By the age of 24, after a life crisis, he left Argentina and travelled around the globe before finding his purpose in life.

In 2011, he worked with the Argentine musician Fito Páez for the music video London Town. In the same year, Taub published his first book, Sabiduría Casera (Homemade Wisdom), with the Jnana Yogi, Lou Couture, and it became a bestseller that year.
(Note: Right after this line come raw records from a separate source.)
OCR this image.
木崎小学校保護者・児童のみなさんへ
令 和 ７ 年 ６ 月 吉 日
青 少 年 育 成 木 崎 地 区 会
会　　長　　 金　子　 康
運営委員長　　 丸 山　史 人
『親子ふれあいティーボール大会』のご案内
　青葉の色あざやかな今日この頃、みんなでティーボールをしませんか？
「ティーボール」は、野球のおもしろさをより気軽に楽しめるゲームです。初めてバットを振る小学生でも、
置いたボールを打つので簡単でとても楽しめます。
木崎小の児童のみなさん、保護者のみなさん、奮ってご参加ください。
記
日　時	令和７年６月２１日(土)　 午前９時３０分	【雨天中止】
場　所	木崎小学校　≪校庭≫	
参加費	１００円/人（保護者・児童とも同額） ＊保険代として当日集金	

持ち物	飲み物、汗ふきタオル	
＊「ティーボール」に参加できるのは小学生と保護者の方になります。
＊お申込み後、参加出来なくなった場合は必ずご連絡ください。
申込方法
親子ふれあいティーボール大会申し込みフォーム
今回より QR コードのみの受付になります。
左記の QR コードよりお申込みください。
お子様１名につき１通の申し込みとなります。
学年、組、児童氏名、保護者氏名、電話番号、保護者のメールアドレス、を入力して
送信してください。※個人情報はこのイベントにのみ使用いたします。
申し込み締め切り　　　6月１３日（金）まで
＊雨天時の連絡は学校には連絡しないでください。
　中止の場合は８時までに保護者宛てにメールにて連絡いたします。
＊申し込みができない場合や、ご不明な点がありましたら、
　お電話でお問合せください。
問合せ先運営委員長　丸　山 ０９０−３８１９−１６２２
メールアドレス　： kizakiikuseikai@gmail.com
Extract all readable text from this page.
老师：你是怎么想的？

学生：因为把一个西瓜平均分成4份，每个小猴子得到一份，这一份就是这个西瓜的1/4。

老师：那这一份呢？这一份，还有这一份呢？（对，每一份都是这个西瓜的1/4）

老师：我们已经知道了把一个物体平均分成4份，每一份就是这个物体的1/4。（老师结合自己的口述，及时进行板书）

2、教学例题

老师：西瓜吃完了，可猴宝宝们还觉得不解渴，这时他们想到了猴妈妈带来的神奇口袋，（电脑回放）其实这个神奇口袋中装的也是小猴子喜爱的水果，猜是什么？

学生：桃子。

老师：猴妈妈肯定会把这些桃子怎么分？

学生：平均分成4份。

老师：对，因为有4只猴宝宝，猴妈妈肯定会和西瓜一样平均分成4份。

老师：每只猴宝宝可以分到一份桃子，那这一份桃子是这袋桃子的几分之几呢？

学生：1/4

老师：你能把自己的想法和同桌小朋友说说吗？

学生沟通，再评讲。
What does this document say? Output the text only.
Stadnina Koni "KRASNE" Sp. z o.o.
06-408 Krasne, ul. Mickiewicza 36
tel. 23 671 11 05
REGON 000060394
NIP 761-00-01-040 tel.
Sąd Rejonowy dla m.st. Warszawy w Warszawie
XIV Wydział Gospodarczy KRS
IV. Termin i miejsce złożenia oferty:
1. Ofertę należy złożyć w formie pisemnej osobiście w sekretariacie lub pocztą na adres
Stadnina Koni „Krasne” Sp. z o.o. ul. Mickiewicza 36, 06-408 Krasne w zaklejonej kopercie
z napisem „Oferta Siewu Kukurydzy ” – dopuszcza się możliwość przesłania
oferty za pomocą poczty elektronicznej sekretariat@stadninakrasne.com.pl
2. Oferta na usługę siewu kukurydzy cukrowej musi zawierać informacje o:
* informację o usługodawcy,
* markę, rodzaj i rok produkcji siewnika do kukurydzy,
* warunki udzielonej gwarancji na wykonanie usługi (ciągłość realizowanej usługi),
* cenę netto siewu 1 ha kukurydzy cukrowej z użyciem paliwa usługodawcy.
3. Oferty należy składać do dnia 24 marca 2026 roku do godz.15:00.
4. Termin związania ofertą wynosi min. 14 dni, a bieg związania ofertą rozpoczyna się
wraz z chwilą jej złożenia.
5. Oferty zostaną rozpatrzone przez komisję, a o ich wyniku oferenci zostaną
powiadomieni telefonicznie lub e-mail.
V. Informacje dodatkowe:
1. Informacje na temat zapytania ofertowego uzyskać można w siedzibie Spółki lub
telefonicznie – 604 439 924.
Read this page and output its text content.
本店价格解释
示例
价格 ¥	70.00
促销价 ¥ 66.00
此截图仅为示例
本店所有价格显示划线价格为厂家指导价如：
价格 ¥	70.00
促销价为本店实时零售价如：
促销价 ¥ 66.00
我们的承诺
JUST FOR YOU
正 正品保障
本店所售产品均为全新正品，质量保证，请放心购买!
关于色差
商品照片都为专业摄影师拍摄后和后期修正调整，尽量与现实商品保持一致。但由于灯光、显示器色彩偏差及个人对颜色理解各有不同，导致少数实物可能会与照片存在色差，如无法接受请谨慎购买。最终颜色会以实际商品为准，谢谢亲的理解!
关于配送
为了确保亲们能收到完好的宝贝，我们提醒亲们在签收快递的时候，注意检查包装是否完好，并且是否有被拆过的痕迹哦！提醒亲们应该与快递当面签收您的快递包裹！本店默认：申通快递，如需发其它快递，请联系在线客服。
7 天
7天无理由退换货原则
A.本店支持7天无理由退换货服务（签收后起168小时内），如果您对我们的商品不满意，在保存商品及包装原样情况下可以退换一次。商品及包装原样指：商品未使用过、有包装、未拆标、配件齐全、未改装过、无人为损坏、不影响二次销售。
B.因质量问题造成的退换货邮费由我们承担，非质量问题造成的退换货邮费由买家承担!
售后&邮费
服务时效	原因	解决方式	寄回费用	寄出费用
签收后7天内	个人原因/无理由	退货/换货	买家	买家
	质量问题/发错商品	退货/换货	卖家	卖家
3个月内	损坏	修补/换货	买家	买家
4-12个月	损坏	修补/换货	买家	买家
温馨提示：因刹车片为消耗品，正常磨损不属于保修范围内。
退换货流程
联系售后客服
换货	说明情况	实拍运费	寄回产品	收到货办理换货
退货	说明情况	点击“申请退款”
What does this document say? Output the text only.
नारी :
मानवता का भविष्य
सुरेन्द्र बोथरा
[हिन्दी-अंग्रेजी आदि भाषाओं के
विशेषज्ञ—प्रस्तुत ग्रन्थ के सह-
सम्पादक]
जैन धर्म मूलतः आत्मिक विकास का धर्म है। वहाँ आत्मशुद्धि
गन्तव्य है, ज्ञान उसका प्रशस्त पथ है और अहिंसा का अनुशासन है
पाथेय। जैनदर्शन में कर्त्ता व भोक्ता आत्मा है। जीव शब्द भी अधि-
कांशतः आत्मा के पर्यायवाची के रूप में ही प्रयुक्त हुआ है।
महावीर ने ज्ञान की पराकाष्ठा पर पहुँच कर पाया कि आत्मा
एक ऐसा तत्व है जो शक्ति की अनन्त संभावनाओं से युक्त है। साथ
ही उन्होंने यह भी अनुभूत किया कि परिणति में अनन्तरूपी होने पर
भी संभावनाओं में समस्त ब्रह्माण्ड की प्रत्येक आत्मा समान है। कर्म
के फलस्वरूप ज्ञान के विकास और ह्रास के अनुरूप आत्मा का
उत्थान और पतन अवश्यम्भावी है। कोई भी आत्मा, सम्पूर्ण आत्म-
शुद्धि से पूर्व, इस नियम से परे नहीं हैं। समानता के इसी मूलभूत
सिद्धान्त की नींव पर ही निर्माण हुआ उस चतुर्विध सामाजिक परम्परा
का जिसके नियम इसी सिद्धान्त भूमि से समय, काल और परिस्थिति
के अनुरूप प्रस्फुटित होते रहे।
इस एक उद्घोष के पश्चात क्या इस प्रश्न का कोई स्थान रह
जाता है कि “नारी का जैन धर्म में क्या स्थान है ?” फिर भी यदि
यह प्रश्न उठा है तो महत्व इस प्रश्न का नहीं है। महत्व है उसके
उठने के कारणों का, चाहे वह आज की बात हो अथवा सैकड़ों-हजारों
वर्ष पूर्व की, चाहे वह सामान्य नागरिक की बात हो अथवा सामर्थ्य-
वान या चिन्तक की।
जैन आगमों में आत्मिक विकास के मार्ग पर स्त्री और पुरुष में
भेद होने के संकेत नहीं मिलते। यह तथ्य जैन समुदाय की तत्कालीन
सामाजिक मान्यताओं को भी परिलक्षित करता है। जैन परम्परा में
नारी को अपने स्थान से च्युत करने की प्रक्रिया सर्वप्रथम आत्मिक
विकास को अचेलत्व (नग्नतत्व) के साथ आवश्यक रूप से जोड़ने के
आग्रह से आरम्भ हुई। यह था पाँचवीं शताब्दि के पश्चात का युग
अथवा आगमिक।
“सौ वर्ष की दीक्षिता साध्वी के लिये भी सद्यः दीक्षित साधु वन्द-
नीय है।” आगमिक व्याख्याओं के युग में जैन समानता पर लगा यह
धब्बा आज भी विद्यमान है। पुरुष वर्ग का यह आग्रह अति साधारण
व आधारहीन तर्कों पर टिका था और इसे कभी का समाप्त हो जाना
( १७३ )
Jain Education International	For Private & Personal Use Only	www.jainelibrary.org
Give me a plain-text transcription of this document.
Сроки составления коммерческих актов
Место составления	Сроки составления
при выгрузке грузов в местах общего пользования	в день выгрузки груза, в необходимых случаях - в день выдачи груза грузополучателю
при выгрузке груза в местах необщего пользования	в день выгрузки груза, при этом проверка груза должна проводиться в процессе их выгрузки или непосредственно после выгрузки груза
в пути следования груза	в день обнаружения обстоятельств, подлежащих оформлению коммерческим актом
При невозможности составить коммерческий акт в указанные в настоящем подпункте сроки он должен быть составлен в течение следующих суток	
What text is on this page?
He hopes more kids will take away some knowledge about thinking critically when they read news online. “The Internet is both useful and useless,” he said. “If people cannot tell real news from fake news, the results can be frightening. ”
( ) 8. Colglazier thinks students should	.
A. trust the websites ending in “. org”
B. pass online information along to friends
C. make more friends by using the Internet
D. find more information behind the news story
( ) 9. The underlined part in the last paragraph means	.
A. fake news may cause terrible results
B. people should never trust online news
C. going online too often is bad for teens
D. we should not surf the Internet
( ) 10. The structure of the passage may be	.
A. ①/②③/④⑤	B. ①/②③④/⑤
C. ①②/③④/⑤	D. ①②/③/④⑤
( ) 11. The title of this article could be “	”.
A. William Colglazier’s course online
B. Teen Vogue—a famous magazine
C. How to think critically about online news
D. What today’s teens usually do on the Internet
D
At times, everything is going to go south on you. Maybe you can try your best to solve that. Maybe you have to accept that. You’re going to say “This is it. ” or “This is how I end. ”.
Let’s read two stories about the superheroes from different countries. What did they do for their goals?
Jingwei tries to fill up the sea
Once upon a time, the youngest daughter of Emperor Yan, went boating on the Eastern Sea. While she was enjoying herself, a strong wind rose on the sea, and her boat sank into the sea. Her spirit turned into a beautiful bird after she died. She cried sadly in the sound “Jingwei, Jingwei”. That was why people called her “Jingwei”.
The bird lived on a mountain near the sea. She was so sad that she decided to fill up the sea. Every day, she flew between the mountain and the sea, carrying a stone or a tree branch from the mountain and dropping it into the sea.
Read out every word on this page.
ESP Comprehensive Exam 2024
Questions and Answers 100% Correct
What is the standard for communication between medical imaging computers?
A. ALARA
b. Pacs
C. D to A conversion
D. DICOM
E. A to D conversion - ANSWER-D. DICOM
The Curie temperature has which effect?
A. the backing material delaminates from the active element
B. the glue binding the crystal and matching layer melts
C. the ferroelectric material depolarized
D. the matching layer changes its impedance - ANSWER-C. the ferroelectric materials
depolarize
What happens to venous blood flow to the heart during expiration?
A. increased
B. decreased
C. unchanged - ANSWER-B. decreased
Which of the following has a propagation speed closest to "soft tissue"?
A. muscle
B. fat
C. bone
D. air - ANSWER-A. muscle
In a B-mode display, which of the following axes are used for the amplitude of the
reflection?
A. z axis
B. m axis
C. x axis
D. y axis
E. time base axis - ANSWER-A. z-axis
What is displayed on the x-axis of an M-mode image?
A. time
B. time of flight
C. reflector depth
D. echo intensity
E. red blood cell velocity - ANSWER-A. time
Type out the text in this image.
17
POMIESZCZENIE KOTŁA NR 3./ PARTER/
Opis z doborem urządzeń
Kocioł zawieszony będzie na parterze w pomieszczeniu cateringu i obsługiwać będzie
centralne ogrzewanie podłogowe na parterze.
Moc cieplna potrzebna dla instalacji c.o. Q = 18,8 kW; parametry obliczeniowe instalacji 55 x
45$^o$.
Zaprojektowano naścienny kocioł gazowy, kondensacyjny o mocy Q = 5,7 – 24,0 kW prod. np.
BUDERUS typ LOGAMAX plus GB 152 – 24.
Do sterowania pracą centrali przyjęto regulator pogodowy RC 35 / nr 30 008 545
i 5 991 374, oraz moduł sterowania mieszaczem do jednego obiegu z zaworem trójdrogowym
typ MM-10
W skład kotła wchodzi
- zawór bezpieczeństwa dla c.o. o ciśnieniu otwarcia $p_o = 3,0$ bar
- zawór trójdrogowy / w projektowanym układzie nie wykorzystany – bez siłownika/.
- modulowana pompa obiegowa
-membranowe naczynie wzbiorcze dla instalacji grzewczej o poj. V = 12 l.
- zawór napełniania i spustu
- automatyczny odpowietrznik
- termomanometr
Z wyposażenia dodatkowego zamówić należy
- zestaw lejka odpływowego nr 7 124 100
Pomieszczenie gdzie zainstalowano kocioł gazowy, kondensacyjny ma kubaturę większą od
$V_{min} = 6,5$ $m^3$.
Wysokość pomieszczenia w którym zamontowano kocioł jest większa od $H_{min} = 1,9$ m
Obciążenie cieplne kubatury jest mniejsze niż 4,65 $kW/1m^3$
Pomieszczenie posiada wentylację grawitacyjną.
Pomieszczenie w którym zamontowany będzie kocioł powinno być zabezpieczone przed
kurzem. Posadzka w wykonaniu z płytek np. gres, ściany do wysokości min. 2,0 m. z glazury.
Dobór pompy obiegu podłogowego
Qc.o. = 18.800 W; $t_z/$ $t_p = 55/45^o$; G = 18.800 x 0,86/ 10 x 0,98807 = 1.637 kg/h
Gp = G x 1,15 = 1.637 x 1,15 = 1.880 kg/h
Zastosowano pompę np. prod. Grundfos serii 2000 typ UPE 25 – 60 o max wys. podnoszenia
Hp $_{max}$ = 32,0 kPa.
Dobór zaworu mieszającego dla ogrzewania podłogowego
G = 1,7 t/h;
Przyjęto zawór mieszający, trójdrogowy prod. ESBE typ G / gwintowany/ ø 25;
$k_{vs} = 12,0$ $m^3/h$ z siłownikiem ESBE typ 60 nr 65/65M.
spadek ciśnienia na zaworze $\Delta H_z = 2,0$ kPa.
Following the publishing of his first book, he became a friend of Chilean-French filmmaker Alejandro Jodorowsky who wrote the introduction to Taub's third book, La Mente Oculta (The Hidden Mind), and invited Taub two years later to play the role at Endless Poetry, that premiered at the Cannes Film Festival in 2016.

During his career, Taub wrote 6 books and 27 audiobooks on the topics of Kabbalah, Buddhism, Yoga, Shamanism, Tarot, and Numerology and gave lectures in Argentina, Mexico, and Chile about his books and work.

In 2021, he made his feature film directorial debut with the drama film Externo, which earned a 100% approval rating on Rotten Tomatoes based on 5 reviews.

== Filmography ==

=== Featured ===

| Year | Title | Director | Role |
|---|---|---|---|
| 2016 | Endless Poetry | Alejandro Jodorowsky | As Enrique Lihn |
| 2017 | Woodwind | Fin Manjoo | As Bonifaz |
| 2021 | Externo | Leandro Taub & Jonathan Taub | As Joseph |
| 2022 | A Wounded Fawn | Travis Stevens | As Marcel Champ |
| 2024 | Where to Land | Hal Hartley | As Photographer's Assistant |

=== Documentary ===

| Year | Title | Director | Role |
|---|---|---|---|
| 2015 | Quién soy? (Who am I?) | Luis Alvarez Armenta | Leandro Taub |

=== Short films ===

| Year | Title | Director |
|---|---|---|
| 2016 | An Innocent Mind Has No Fear | Ralf Schmerberg |
| 2017 | Bed | Florian Tscharf |
| 2022 | All Tomorrow's People | Jivensley Alexis |
| 2024 | The Resident | Sergio Graman |

=== Upcoming ===
- The Dream of the Guest: with the actors Amanda Plummer, Jean-Marc Barr, John Robinson, Lizzie Brocheré and Udo Kier, co-produced by the German producer Peter Rommel.

== Books ==

| Year | Title |
| 2011 | Sabiduría Casera |
| 2012 | Santo Diablo |
| 2013 | La Mente Oculta |
| 2014 | Homemade Wisdom |
| 2016 | Cuentos para la mente oculta |
El Anarquista
| 2025 | Romance |

== Personal life ==
In 2015 he was the boyfriend of the Argentine actress Celeste Cid.